Locating Responsibility in Socio-Technical Systems
In the wake of the Cambridge Analytica scandal, many tech companies stepped forward to make amends for past wrongdoings. Recent discussions on responsible tech can be considered in the same register of regaining (the lost) social license to operate. Concerns remain, however, as to the sincerity of these efforts by tech companies, particularly since dangerous use-cases of digital technologies continue to persist, social-good initiatives are muddled with commercial ventures, and some of these amends are merely optics to stave-off state- led regulations.
This paper examines the use of the language of responsibility and ethics by technology companies and cautions that it could be a way for them to avoid top-down regulatory measures. But, it may also provide an opportunity to have a more meaningful discussion around the values and capacities needed to steer technology trajectories toward the public good. The paper thus examines different meanings and traditions of responsibility, as a first step toward articulating a framework for responsible technology.
The paper explores two key conceptualizations of responsibility, individual accountability and collective answerability, to understand the opportunities and limitations they present in the context of complex technical systems such as artificial intelligence (AI).

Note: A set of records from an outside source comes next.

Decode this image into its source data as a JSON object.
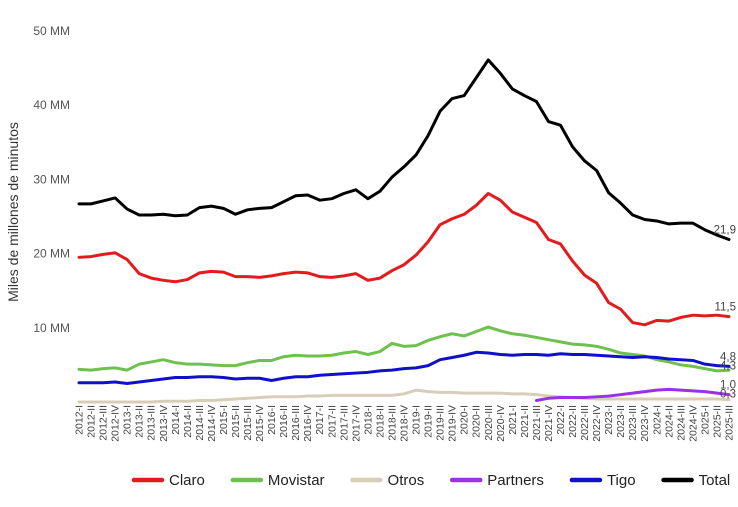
{
  "chart_data": {
    "type": "line",
    "title": "",
    "ylabel": "Miles de millones de minutos",
    "ylim": [
      0,
      50
    ],
    "y_ticks": [
      {
        "value": 10,
        "label": "10 MM"
      },
      {
        "value": 20,
        "label": "20 MM"
      },
      {
        "value": 30,
        "label": "30 MM"
      },
      {
        "value": 40,
        "label": "40 MM"
      },
      {
        "value": 50,
        "label": "50 MM"
      }
    ],
    "grid": false,
    "legend_position": "bottom",
    "categories": [
      "2012-I",
      "2012-II",
      "2012-III",
      "2012-IV",
      "2013-I",
      "2013-II",
      "2013-III",
      "2013-IV",
      "2014-I",
      "2014-II",
      "2014-III",
      "2014-IV",
      "2015-I",
      "2015-II",
      "2015-III",
      "2015-IV",
      "2016-I",
      "2016-II",
      "2016-III",
      "2016-IV",
      "2017-I",
      "2017-II",
      "2017-III",
      "2017-IV",
      "2018-I",
      "2018-II",
      "2018-III",
      "2018-IV",
      "2019-I",
      "2019-II",
      "2019-III",
      "2019-IV",
      "2020-I",
      "2020-II",
      "2020-III",
      "2020-IV",
      "2021-I",
      "2021-II",
      "2021-III",
      "2021-IV",
      "2022-I",
      "2022-II",
      "2022-III",
      "2022-IV",
      "2023-I",
      "2023-II",
      "2023-III",
      "2023-IV",
      "2024-I",
      "2024-II",
      "2024-III",
      "2024-IV",
      "2025-I",
      "2025-II",
      "2025-III"
    ],
    "series": [
      {
        "name": "Claro",
        "color": "#e41a1c",
        "values": [
          19.5,
          19.6,
          19.9,
          20.1,
          19.2,
          17.3,
          16.7,
          16.4,
          16.2,
          16.5,
          17.4,
          17.6,
          17.5,
          16.9,
          16.9,
          16.8,
          17.0,
          17.3,
          17.5,
          17.4,
          16.9,
          16.8,
          17.0,
          17.3,
          16.4,
          16.7,
          17.7,
          18.5,
          19.8,
          21.6,
          23.9,
          24.7,
          25.3,
          26.5,
          28.1,
          27.2,
          25.6,
          24.9,
          24.2,
          21.9,
          21.3,
          19.0,
          17.1,
          16.0,
          13.4,
          12.5,
          10.7,
          10.4,
          11.0,
          10.9,
          11.4,
          11.7,
          11.6,
          11.7,
          11.5
        ],
        "end_label": "11,5"
      },
      {
        "name": "Movistar",
        "color": "#6ec14f",
        "values": [
          4.4,
          4.3,
          4.5,
          4.6,
          4.3,
          5.1,
          5.4,
          5.7,
          5.3,
          5.1,
          5.1,
          5.0,
          4.9,
          4.9,
          5.3,
          5.6,
          5.6,
          6.1,
          6.3,
          6.2,
          6.2,
          6.3,
          6.6,
          6.8,
          6.4,
          6.8,
          7.9,
          7.5,
          7.6,
          8.3,
          8.8,
          9.2,
          8.9,
          9.5,
          10.1,
          9.6,
          9.2,
          9.0,
          8.7,
          8.4,
          8.1,
          7.8,
          7.7,
          7.5,
          7.1,
          6.6,
          6.4,
          6.2,
          5.7,
          5.4,
          5.0,
          4.8,
          4.5,
          4.2,
          4.3
        ],
        "end_label": "4,3"
      },
      {
        "name": "Otros",
        "color": "#d8cdb8",
        "values": [
          0.0,
          0.0,
          0.0,
          0.0,
          0.0,
          0.0,
          0.0,
          0.1,
          0.1,
          0.1,
          0.2,
          0.2,
          0.3,
          0.4,
          0.5,
          0.6,
          0.7,
          0.7,
          0.7,
          0.8,
          0.8,
          0.9,
          0.9,
          0.9,
          0.9,
          0.9,
          0.9,
          1.1,
          1.6,
          1.4,
          1.3,
          1.3,
          1.2,
          1.2,
          1.2,
          1.2,
          1.1,
          1.1,
          1.0,
          0.8,
          0.7,
          0.6,
          0.5,
          0.4,
          0.4,
          0.4,
          0.4,
          0.4,
          0.4,
          0.4,
          0.4,
          0.4,
          0.4,
          0.4,
          0.3
        ],
        "end_label": "0,3"
      },
      {
        "name": "Partners",
        "color": "#9b30e8",
        "values": [
          null,
          null,
          null,
          null,
          null,
          null,
          null,
          null,
          null,
          null,
          null,
          null,
          null,
          null,
          null,
          null,
          null,
          null,
          null,
          null,
          null,
          null,
          null,
          null,
          null,
          null,
          null,
          null,
          null,
          null,
          null,
          null,
          null,
          null,
          null,
          null,
          null,
          null,
          0.2,
          0.5,
          0.6,
          0.6,
          0.6,
          0.7,
          0.8,
          1.0,
          1.2,
          1.4,
          1.6,
          1.7,
          1.6,
          1.5,
          1.4,
          1.2,
          1.0
        ],
        "end_label": "1,0"
      },
      {
        "name": "Tigo",
        "color": "#1010cc",
        "values": [
          2.6,
          2.6,
          2.6,
          2.7,
          2.5,
          2.7,
          2.9,
          3.1,
          3.3,
          3.3,
          3.4,
          3.4,
          3.3,
          3.1,
          3.2,
          3.2,
          2.9,
          3.2,
          3.4,
          3.4,
          3.6,
          3.7,
          3.8,
          3.9,
          4.0,
          4.2,
          4.3,
          4.5,
          4.6,
          4.9,
          5.7,
          6.0,
          6.3,
          6.7,
          6.6,
          6.4,
          6.3,
          6.4,
          6.4,
          6.3,
          6.5,
          6.4,
          6.4,
          6.3,
          6.2,
          6.1,
          6.0,
          6.1,
          6.0,
          5.8,
          5.7,
          5.6,
          5.1,
          4.9,
          4.8
        ],
        "end_label": "4,8"
      },
      {
        "name": "Total",
        "color": "#000000",
        "values": [
          26.7,
          26.7,
          27.1,
          27.5,
          26.0,
          25.2,
          25.2,
          25.3,
          25.1,
          25.2,
          26.2,
          26.4,
          26.1,
          25.3,
          25.9,
          26.1,
          26.2,
          27.0,
          27.8,
          27.9,
          27.2,
          27.4,
          28.1,
          28.6,
          27.4,
          28.4,
          30.3,
          31.7,
          33.3,
          35.9,
          39.2,
          40.9,
          41.3,
          43.7,
          46.1,
          44.3,
          42.2,
          41.3,
          40.5,
          37.8,
          37.3,
          34.4,
          32.5,
          31.2,
          28.2,
          26.8,
          25.2,
          24.6,
          24.4,
          24.0,
          24.1,
          24.1,
          23.2,
          22.5,
          21.9
        ],
        "end_label": "21,9"
      }
    ]
  }
}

With regard to the former, individual accountability, scholars have observed that a ‘responsibility-gap’ arises due to the discord between the requirements of legal culpability (individual agency) and the nature and affordances of AI systems. We posit, however, that the gap is not (always)a bug but a feature of the system. Corporations avoid responsibility by organizing themselves in ways to deflect responsibility away from the centres of decision-making.

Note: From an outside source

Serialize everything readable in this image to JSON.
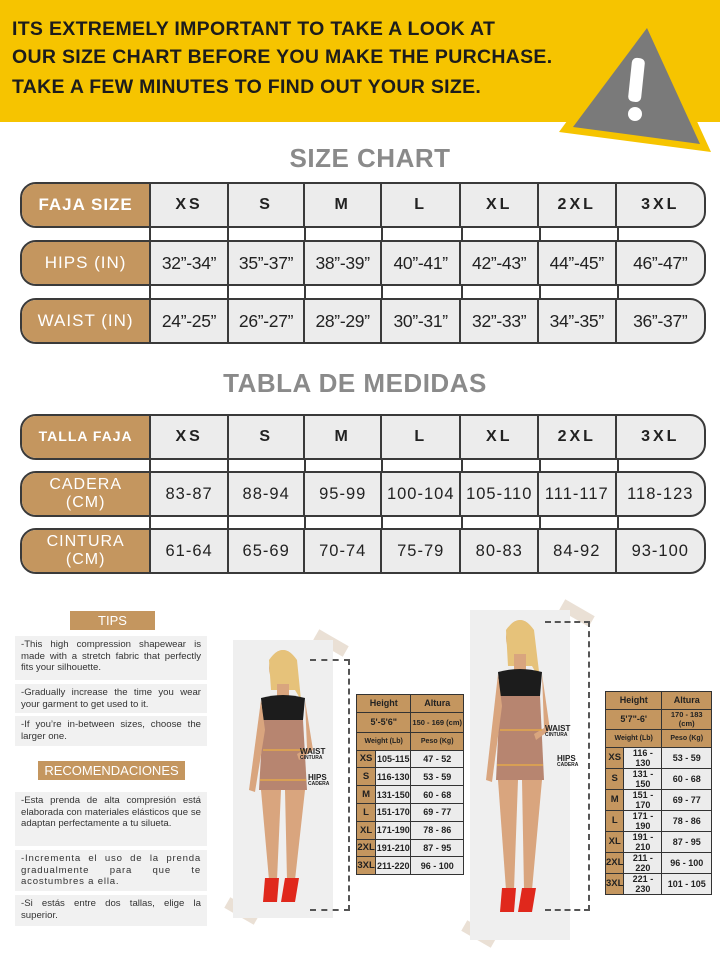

In response, we suggest that looking at responsibility collectively is better attuned to the reality that complex technical systems implicate a network of actors. The movement from individual accountability to collective responsibility also allows for the possibility for a more relational approach to responsibility as well as the possibility of foregrounding the ‘moral patient’. Under the individual accountability model, much of the focus is on retribution rather than answerability to the moral patient. In the absence of fiduciary duties, we argue that theories of collective responsibility and answerability can inject an ethic of care into socio-technical systems that will ultimately help foreground those impacted by the effects of technology, both in the present and the future.